DailyGlimpse

NVIDIA Integrates Speculative Decoding into NeMo RL, Boosting Rollout Speed by 1.8x at 8B Scale

AI
May 2, 2026 · 1:29 PM
NVIDIA Integrates Speculative Decoding into NeMo RL, Boosting Rollout Speed by 1.8x at 8B Scale

NVIDIA researchers have integrated speculative decoding directly into the NeMo RL training framework, achieving a 1.8× speedup in rollout generation for 8-billion-parameter models and projecting up to 2.5× end-to-end speedup for models as large as 235 billion parameters. The technique, now available in NeMo RL v0.6.0, accelerates reinforcement learning post-training without altering the target model's output distribution.

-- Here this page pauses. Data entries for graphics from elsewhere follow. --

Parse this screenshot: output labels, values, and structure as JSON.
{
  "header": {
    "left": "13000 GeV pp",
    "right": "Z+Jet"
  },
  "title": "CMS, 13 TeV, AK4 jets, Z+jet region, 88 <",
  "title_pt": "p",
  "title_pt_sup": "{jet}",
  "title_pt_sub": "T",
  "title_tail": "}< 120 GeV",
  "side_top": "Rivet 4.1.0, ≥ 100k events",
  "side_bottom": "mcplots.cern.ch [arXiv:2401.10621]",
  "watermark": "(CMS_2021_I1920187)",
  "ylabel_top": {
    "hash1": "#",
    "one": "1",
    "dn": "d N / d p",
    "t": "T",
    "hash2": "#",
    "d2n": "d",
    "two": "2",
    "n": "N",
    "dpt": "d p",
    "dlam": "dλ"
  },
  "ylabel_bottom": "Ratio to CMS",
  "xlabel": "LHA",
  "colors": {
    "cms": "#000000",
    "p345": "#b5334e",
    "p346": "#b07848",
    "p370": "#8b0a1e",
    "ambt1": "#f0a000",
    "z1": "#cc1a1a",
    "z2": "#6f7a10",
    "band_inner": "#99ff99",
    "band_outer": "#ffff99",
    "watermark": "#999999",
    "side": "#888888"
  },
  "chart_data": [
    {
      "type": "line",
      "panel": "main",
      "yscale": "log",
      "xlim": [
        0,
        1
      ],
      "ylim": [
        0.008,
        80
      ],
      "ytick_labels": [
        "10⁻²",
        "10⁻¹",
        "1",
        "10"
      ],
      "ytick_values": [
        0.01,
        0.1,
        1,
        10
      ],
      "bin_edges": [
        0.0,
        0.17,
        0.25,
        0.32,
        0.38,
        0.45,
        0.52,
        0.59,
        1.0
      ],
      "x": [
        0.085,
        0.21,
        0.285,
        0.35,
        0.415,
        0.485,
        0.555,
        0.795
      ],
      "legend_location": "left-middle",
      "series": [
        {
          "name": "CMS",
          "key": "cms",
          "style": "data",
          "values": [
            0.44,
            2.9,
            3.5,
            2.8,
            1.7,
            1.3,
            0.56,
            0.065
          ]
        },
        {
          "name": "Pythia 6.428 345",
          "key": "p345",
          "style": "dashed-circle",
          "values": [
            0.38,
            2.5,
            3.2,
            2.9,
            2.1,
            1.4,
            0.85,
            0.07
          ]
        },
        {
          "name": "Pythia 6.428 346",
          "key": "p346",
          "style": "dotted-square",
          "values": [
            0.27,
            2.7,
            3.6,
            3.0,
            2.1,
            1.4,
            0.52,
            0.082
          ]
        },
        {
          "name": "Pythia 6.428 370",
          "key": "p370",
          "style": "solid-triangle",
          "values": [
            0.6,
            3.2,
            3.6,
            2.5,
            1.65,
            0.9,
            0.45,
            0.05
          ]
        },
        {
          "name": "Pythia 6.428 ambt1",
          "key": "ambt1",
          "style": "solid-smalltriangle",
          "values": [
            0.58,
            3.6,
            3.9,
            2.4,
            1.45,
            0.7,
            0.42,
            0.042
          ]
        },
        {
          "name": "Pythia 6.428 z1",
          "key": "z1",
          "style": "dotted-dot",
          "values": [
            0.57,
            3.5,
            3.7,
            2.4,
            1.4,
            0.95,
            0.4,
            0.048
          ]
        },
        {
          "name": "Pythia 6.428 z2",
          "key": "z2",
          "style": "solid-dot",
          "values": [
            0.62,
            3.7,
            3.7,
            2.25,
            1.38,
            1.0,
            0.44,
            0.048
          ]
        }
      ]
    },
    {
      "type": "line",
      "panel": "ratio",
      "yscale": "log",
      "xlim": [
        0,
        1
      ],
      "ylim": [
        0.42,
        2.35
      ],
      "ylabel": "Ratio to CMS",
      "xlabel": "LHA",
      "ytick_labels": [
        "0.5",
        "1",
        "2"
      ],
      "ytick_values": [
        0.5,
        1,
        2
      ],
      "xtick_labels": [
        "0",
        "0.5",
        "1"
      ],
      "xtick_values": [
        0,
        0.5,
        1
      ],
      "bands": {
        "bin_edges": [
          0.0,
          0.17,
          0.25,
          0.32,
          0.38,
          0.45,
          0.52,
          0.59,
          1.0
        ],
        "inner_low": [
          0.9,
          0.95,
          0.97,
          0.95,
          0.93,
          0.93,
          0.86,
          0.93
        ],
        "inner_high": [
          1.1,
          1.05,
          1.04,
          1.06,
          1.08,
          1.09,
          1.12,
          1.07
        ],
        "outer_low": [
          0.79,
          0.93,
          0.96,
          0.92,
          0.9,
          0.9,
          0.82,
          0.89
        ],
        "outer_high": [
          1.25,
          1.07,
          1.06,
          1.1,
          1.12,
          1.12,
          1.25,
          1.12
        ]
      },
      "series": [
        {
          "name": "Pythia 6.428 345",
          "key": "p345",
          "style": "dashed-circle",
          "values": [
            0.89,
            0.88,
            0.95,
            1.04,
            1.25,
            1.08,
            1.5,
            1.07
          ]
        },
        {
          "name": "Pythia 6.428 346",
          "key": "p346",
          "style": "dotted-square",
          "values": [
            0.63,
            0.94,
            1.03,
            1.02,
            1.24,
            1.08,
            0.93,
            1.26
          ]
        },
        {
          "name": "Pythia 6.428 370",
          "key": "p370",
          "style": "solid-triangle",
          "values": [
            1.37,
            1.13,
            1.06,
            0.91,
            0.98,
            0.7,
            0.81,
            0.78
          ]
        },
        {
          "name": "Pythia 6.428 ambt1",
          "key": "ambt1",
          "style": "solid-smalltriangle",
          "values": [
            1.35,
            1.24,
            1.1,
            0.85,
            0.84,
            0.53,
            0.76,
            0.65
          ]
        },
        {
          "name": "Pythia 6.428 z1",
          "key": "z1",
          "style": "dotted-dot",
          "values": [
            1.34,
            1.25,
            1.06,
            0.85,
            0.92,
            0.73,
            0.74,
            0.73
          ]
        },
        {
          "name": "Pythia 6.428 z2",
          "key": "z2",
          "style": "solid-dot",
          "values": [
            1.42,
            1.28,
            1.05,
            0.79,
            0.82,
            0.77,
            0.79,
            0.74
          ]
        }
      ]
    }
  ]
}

Rollout generation—where the model produces sample outputs for reward evaluation—constitutes 65–72% of total step time in RL training. By employing a smaller draft model to propose multiple tokens at once and using the target model to verify them via rejection sampling, speculative decoding maintains mathematical equivalence with autoregressive generation. This ensures no off-policy corrections or fidelity trade-offs.

In tests with Qwen3-8B under RL-Think (continuing training) and RL-Zero (learning from scratch), rollout generation emerged as the dominant bottleneck. The new method directly targets this stage, with log-probability recomputation and policy optimization occupying only 27–33% of step time. NeMo RL v0.6.0 also includes support for the SGLang backend, the Muon optimizer, and YaRN long-context training.

The research, detailed in a preprint on arXiv, demonstrates that speculative decoding offers a lossless acceleration mechanism for RL post-training, promising significant efficiency gains for large-scale model alignment tasks.